The London Intelligence – Issue 8


London’s labour market remains strong, with continued job growth and declining unemployment. National Insurance Number registrations increased, owing to more non-EU nationals coming to work in the capital. Although business activity was broadly steady, the take-up of office space dropped further.

Workforce jobs

The number of jobs in London grew by 1.3 per cent between Q4 2017 and Q4 2018. The UK as a whole saw a similar level of growth. Though the gap between capital and country has narrowed, the nature of jobs in each has diverged.

Whilst self-employed jobs declined by 6.3 per cent in Q4 2018 in the wider UK, they occupied the largest share of growth in London, increasing by 2.4 per cent in Q4 when compared with the previous year. Over the same period, employee jobs grew twice as fast in the UK than they did in the capital, increasing 2.6 per cent and 1.1 per cent respectively.

The rise in London’s self-employed workforce has led to a number of trends, such as a growth in shared office spaces across the capital. Third party mutual apps have flourished in response to a lack of sick pay and pension provision among self-employed workers. However, underlining the growth in self-employed jobs is a polarisation between low paid workers in the gig economy and London’s high earning freelancers.


London’s unemployment rate was 4.5 per cent in February 2019, continuing a pattern of steady decline and reflecting the capital’s increase in job numbers.
The gap between unemployment rates in London and the UK now stands at only 0.5 per cent, a significant reduction from the gap in previous decades.
Despite a declining unemployment rate and increasing job numbers, low pay remains an issue. A recent report by the Low Pay Commission found the proportion of Londoners being paid less than the minimum wage has been growing over the last three years

Eddie Curzon

Commercial property

Central London commercial property data shows a slow start to the year, suggesting continued uncertainty around Britain’s departure from the EU is harming business confidence.

Take up of commercial property declined by 13.7 per cent in the first quarter of 2019 when compared to the previous year.
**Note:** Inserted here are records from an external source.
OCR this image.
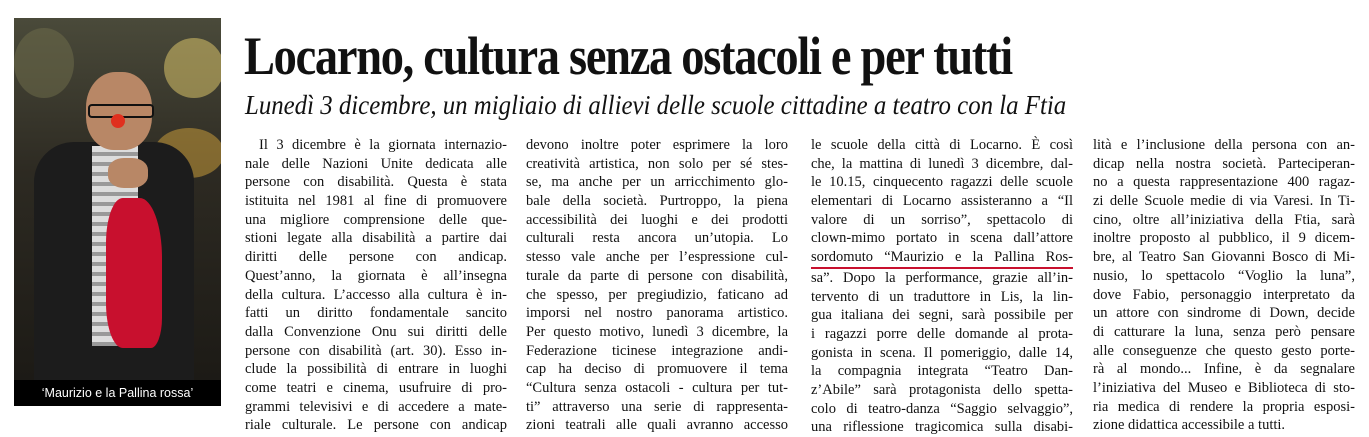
‘Maurizio e la Pallina rossa’
Locarno, cultura senza ostacoli e per tutti
Lunedì 3 dicembre, un migliaio di allievi delle scuole cittadine a teatro con la Ftia
Il 3 dicembre è la giornata internazio-
nale delle Nazioni Unite dedicata alle
persone con disabilità. Questa è stata
istituita nel 1981 al fine di promuovere
una migliore comprensione delle que-
stioni legate alla disabilità a partire dai
diritti delle persone con andicap.
Quest’anno, la giornata è all’insegna
della cultura. L’accesso alla cultura è in-
fatti un diritto fondamentale sancito
dalla Convenzione Onu sui diritti delle
persone con disabilità (art. 30). Esso in-
clude la possibilità di entrare in luoghi
come teatri e cinema, usufruire di pro-
grammi televisivi e di accedere a mate-
riale culturale. Le persone con andicap
devono inoltre poter esprimere la loro
creatività artistica, non solo per sé stes-
se, ma anche per un arricchimento glo-
bale della società. Purtroppo, la piena
accessibilità dei luoghi e dei prodotti
culturali resta ancora un’utopia. Lo
stesso vale anche per l’espressione cul-
turale da parte di persone con disabilità,
che spesso, per pregiudizio, faticano ad
imporsi nel nostro panorama artistico.
Per questo motivo, lunedì 3 dicembre, la
Federazione ticinese integrazione andi-
cap ha deciso di promuovere il tema
“Cultura senza ostacoli - cultura per tut-
ti” attraverso una serie di rappresenta-
zioni teatrali alle quali avranno accesso
le scuole della città di Locarno. È così
che, la mattina di lunedì 3 dicembre, dal-
le 10.15, cinquecento ragazzi delle scuole
elementari di Locarno assisteranno a “Il
valore di un sorriso”, spettacolo di
clown-mimo portato in scena dall’attore
sordomuto “Maurizio e la Pallina Ros-
sa”. Dopo la performance, grazie all’in-
tervento di un traduttore in Lis, la lin-
gua italiana dei segni, sarà possibile per
i ragazzi porre delle domande al prota-
gonista in scena. Il pomeriggio, dalle 14,
la compagnia integrata “Teatro Dan-
z’Abile” sarà protagonista dello spetta-
colo di teatro-danza “Saggio selvaggio”,
una riflessione tragicomica sulla disabi-
lità e l’inclusione della persona con an-
dicap nella nostra società. Parteciperan-
no a questa rappresentazione 400 ragaz-
zi delle Scuole medie di via Varesi. In Ti-
cino, oltre all’iniziativa della Ftia, sarà
inoltre proposto al pubblico, il 9 dicem-
bre, al Teatro San Giovanni Bosco di Mi-
nusio, lo spettacolo “Voglio la luna”,
dove Fabio, personaggio interpretato da
un attore con sindrome di Down, decide
di catturare la luna, senza però pensare
alle conseguenze che questo gesto porte-
rà al mondo... Infine, è da segnalare
l’iniziativa del Museo e Biblioteca di sto-
ria medica di rendere la propria esposi-
zione didattica accessibile a tutti.
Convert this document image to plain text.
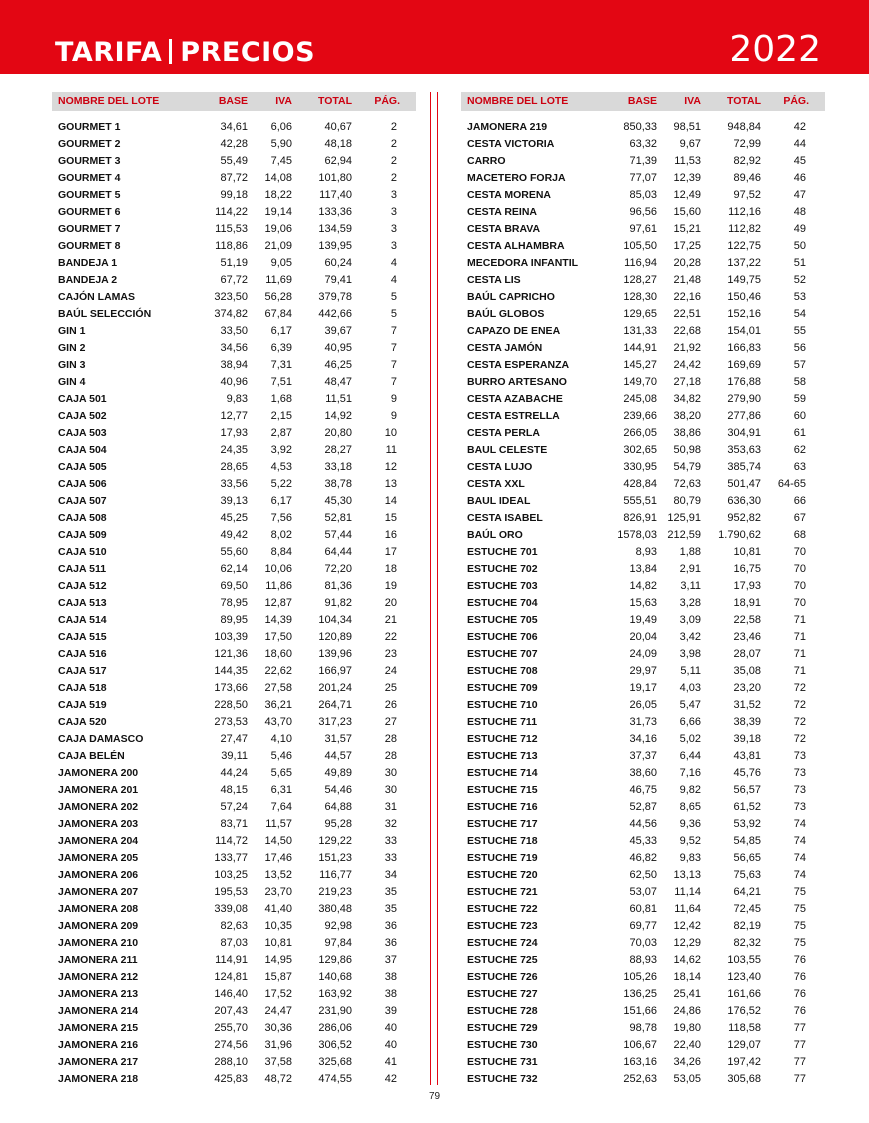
TARIFA PRECIOS	2022
NOMBRE DEL LOTE	BASE	IVA TOTAL PÁG.
GOURMET 1	34,61 6,06	40,67	2
GOURMET 2	42,28 5,90	48,18	2
GOURMET 3	55,49 7,45	62,94	2
GOURMET 4	87,72 14,08 101,80	2
GOURMET 5	99,18 18,22 117,40	3
GOURMET 6	114,22 19,14 133,36	3
GOURMET 7	115,53 19,06 134,59	3
GOURMET 8	118,86 21,09 139,95	3
BANDEJA 1	51,19 9,05	60,24	4
BANDEJA 2	67,72 11,69	79,41	4
CAJÓN LAMAS	323,50 56,28 379,78	5
BAÚL SELECCIÓN	374,82 67,84 442,66	5
GIN 1	33,50 6,17	39,67	7
GIN 2	34,56 6,39	40,95	7
GIN 3	38,94 7,31	46,25	7
GIN 4	40,96 7,51	48,47	7
CAJA 501	9,83 1,68	11,51	9
CAJA 502	12,77 2,15	14,92	9
CAJA 503	17,93 2,87	20,80	10
CAJA 504	24,35 3,92	28,27	11
CAJA 505	28,65 4,53	33,18	12
CAJA 506	33,56 5,22	38,78	13
CAJA 507	39,13 6,17	45,30	14
CAJA 508	45,25 7,56	52,81	15
CAJA 509	49,42 8,02	57,44	16
CAJA 510	55,60 8,84	64,44	17
CAJA 511	62,14 10,06	72,20	18
CAJA 512	69,50 11,86	81,36	19
CAJA 513	78,95 12,87	91,82	20
CAJA 514	89,95 14,39 104,34	21
CAJA 515	103,39 17,50 120,89	22
CAJA 516	121,36 18,60 139,96	23
CAJA 517	144,35 22,62 166,97	24
CAJA 518	173,66 27,58 201,24	25
CAJA 519	228,50 36,21 264,71	26
CAJA 520	273,53 43,70 317,23	27
CAJA DAMASCO	27,47 4,10	31,57	28
CAJA BELÉN	39,11 5,46	44,57	28
JAMONERA 200	44,24 5,65	49,89	30
JAMONERA 201	48,15 6,31	54,46	30
JAMONERA 202	57,24 7,64	64,88	31
JAMONERA 203	83,71 11,57	95,28	32
JAMONERA 204	114,72 14,50 129,22	33
JAMONERA 205	133,77 17,46 151,23	33
JAMONERA 206	103,25 13,52 116,77	34
JAMONERA 207	195,53 23,70 219,23	35
JAMONERA 208	339,08 41,40 380,48	35
JAMONERA 209	82,63 10,35	92,98	36
JAMONERA 210	87,03 10,81	97,84	36
JAMONERA 211	114,91 14,95 129,86	37
JAMONERA 212	124,81 15,87 140,68	38
JAMONERA 213	146,40 17,52 163,92	38
JAMONERA 214	207,43 24,47 231,90	39
JAMONERA 215	255,70 30,36 286,06	40
JAMONERA 216	274,56 31,96 306,52	40
JAMONERA 217	288,10 37,58 325,68	41
JAMONERA 218	425,83 48,72 474,55	42
NOMBRE DEL LOTE	BASE	IVA TOTAL PÁG.
JAMONERA 219	850,33 98,51 948,84	42
CESTA VICTORIA	63,32 9,67	72,99	44
CARRO	71,39 11,53	82,92	45
MACETERO FORJA	77,07 12,39	89,46	46
CESTA MORENA	85,03 12,49	97,52	47
CESTA REINA	96,56 15,60 112,16	48
CESTA BRAVA	97,61 15,21 112,82	49
CESTA ALHAMBRA	105,50 17,25 122,75	50
MECEDORA INFANTIL	116,94 20,28 137,22	51
CESTA LIS	128,27 21,48 149,75	52
BAÚL CAPRICHO	128,30 22,16 150,46	53
BAÚL GLOBOS	129,65 22,51 152,16	54
CAPAZO DE ENEA	131,33 22,68 154,01	55
CESTA JAMÓN	144,91 21,92 166,83	56
CESTA ESPERANZA	145,27 24,42 169,69	57
BURRO ARTESANO	149,70 27,18 176,88	58
CESTA AZABACHE	245,08 34,82 279,90	59
CESTA ESTRELLA	239,66 38,20 277,86	60
CESTA PERLA	266,05 38,86 304,91	61
BAUL CELESTE	302,65 50,98 353,63	62
CESTA LUJO	330,95 54,79 385,74	63
CESTA XXL	428,84 72,63 501,47 64-65
BAUL IDEAL	555,51 80,79 636,30	66
CESTA ISABEL	826,91 125,91 952,82	67
BAÚL ORO	1578,03 212,59 1.790,62	68
ESTUCHE 701	8,93 1,88	10,81	70
ESTUCHE 702	13,84 2,91	16,75	70
ESTUCHE 703	14,82 3,11	17,93	70
ESTUCHE 704	15,63 3,28	18,91	70
ESTUCHE 705	19,49 3,09	22,58	71
ESTUCHE 706	20,04 3,42	23,46	71
ESTUCHE 707	24,09 3,98	28,07	71
ESTUCHE 708	29,97 5,11	35,08	71
ESTUCHE 709	19,17 4,03	23,20	72
ESTUCHE 710	26,05 5,47	31,52	72
ESTUCHE 711	31,73 6,66	38,39	72
ESTUCHE 712	34,16 5,02	39,18	72
ESTUCHE 713	37,37 6,44	43,81	73
ESTUCHE 714	38,60 7,16	45,76	73
ESTUCHE 715	46,75 9,82	56,57	73
ESTUCHE 716	52,87 8,65	61,52	73
ESTUCHE 717	44,56 9,36	53,92	74
ESTUCHE 718	45,33 9,52	54,85	74
ESTUCHE 719	46,82 9,83	56,65	74
ESTUCHE 720	62,50 13,13	75,63	74
ESTUCHE 721	53,07 11,14	64,21	75
ESTUCHE 722	60,81 11,64	72,45	75
ESTUCHE 723	69,77 12,42	82,19	75
ESTUCHE 724	70,03 12,29	82,32	75
ESTUCHE 725	88,93 14,62 103,55	76
ESTUCHE 726	105,26 18,14 123,40	76
ESTUCHE 727	136,25 25,41 161,66	76
ESTUCHE 728	151,66 24,86 176,52	76
ESTUCHE 729	98,78 19,80 118,58	77
ESTUCHE 730	106,67 22,40 129,07	77
ESTUCHE 731	163,16 34,26 197,42	77
ESTUCHE 732	252,63 53,05 305,68	77
79
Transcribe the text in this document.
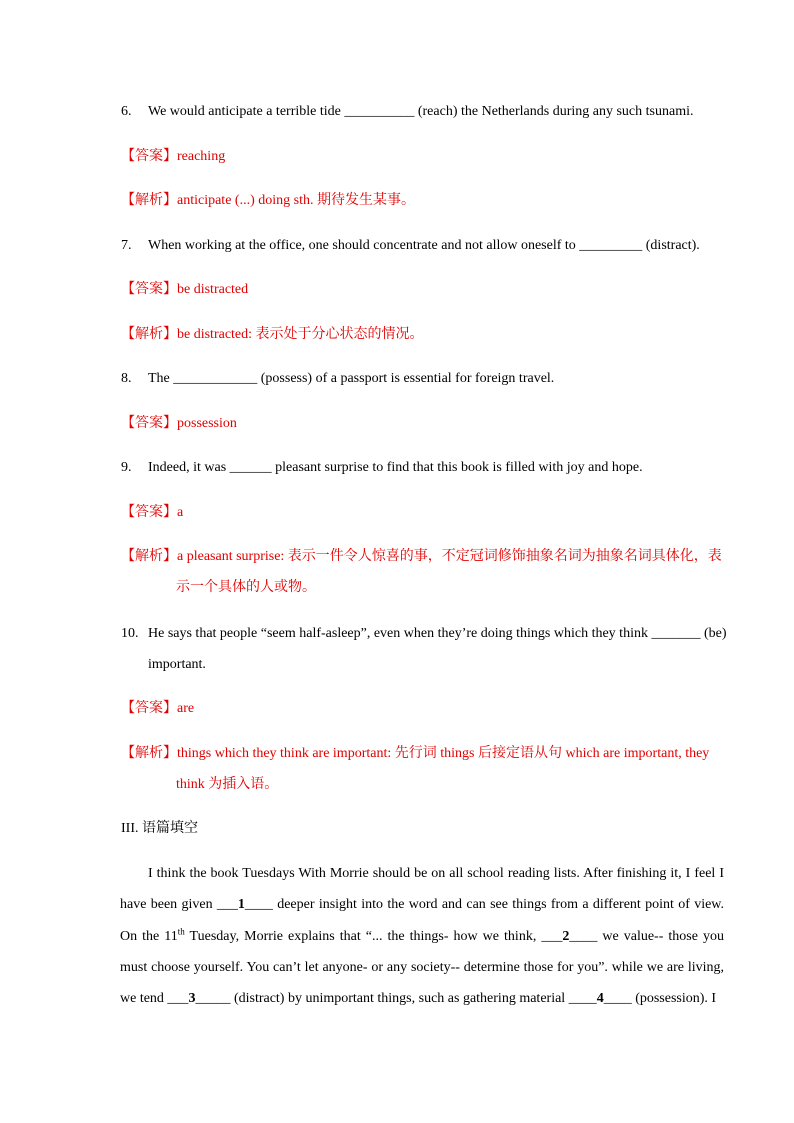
6. We would anticipate a terrible tide __________ (reach) the Netherlands during any such tsunami.
【答案】reaching
【解析】anticipate (...) doing sth. 期待发生某事。
7. When working at the office, one should concentrate and not allow oneself to _________ (distract).
【答案】be distracted
【解析】be distracted: 表示处于分心状态的情况。
8. The ____________ (possess) of a passport is essential for foreign travel.
【答案】possession
9. Indeed, it was ______ pleasant surprise to find that this book is filled with joy and hope.
【答案】a
【解析】a pleasant surprise: 表示一件令人惊喜的事，不定冠词修饰抽象名词为抽象名词具体化，表
示一个具体的人或物。
10. He says that people “seem half-asleep”, even when they’re doing things which they think _______ (be)
important.
【答案】are
【解析】things which they think are important: 先行词 things 后接定语从句 which are important, they
think 为插入语。
III. 语篇填空

I think the book Tuesdays With Morrie should be on all school reading lists. After finishing it, I feel I have been given ___1____ deeper insight into the word and can see things from a different point of view. On the 11th Tuesday, Morrie explains that “... the things- how we think, ___2____ we value-- those you must choose yourself. You can’t let anyone- or any society-- determine those for you”. while we are living, we tend ___3_____ (distract) by unimportant things, such as gathering material ____4____ (possession). I
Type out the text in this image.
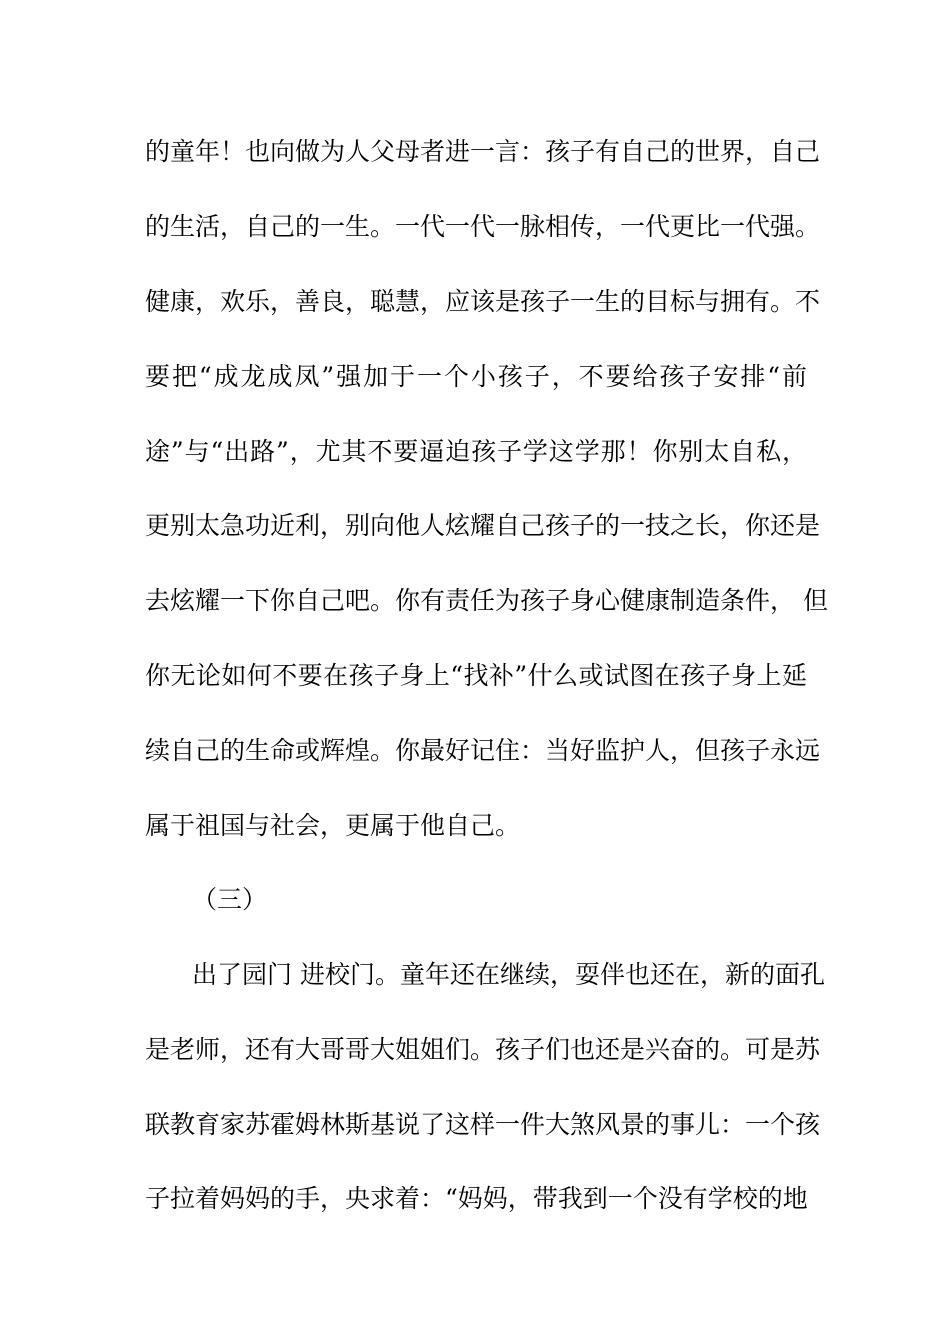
的童年！也向做为人父母者进一言：孩子有自己的世界，自己
的生活，自己的一生。一代一代一脉相传，一代更比一代强。
健康，欢乐，善良，聪慧，应该是孩子一生的目标与拥有。不
要把“成龙成凤”强加于一个小孩子，不要给孩子安排“前
途”与“出路”，尤其不要逼迫孩子学这学那！你别太自私，
更别太急功近利，别向他人炫耀自己孩子的一技之长，你还是
去炫耀一下你自己吧。你有责任为孩子身心健康制造条件， 但
你无论如何不要在孩子身上“找补”什么或试图在孩子身上延
续自己的生命或辉煌。你最好记住：当好监护人，但孩子永远
属于祖国与社会，更属于他自己。
（三）
出了园门 进校门。童年还在继续，耍伴也还在，新的面孔
是老师，还有大哥哥大姐姐们。孩子们也还是兴奋的。可是苏
联教育家苏霍姆林斯基说了这样一件大煞风景的事儿：一个孩
子拉着妈妈的手，央求着：“妈妈，带我到一个没有学校的地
Similarly, active demand – the total space currently sought by companies – declined by 13.9 per cent in the same period. In a bid to increase take up, some retail and office landlords have been enhancing offers to tenants, including rent-free periods.


Purchasing managers’ indices (PMIs) measure business activity by surveying companies on output, new orders, employment and prices; a score below 50 shows a fall in activity from one month to the next.

The Natwest/IHS Markit PMI shows declining business activity in London in the first two months of 2019. The Index stood at 48 in January 2019, though an upswing to 49.4 in February shows positive signs that expansion may not be far off.

National Insurance Number registrations

National Insurance Number registrations by people coming to London from overseas to work increased in the final quarter of 2018. There were more than 64,850 registrations in the final three months of 2018, a 5.6 per cent increase over the same period in the previous year.

Whilst these figures are not a measure of migration – they do not account for people who don’t register for national insurance numbers, or for people who leave – their reflection of the political climate is evident.

EU registrations have been declining since their peak in 2014, and this decline continued after the EU referendum in 2016. They continued to decline in Q4 2018, falling 6.3 per cent against the same period in 2017. However, this fall wasn’t as sharp as the fall between Q4 2016 to Q4 2017, which was more than 30 per cent. Meanwhile, registrations by non-EU nationals have been steadily increasing, albeit from a lower base, and saw a sharp rise of 33.6 per cent in Q4 2018 compared to the previous year.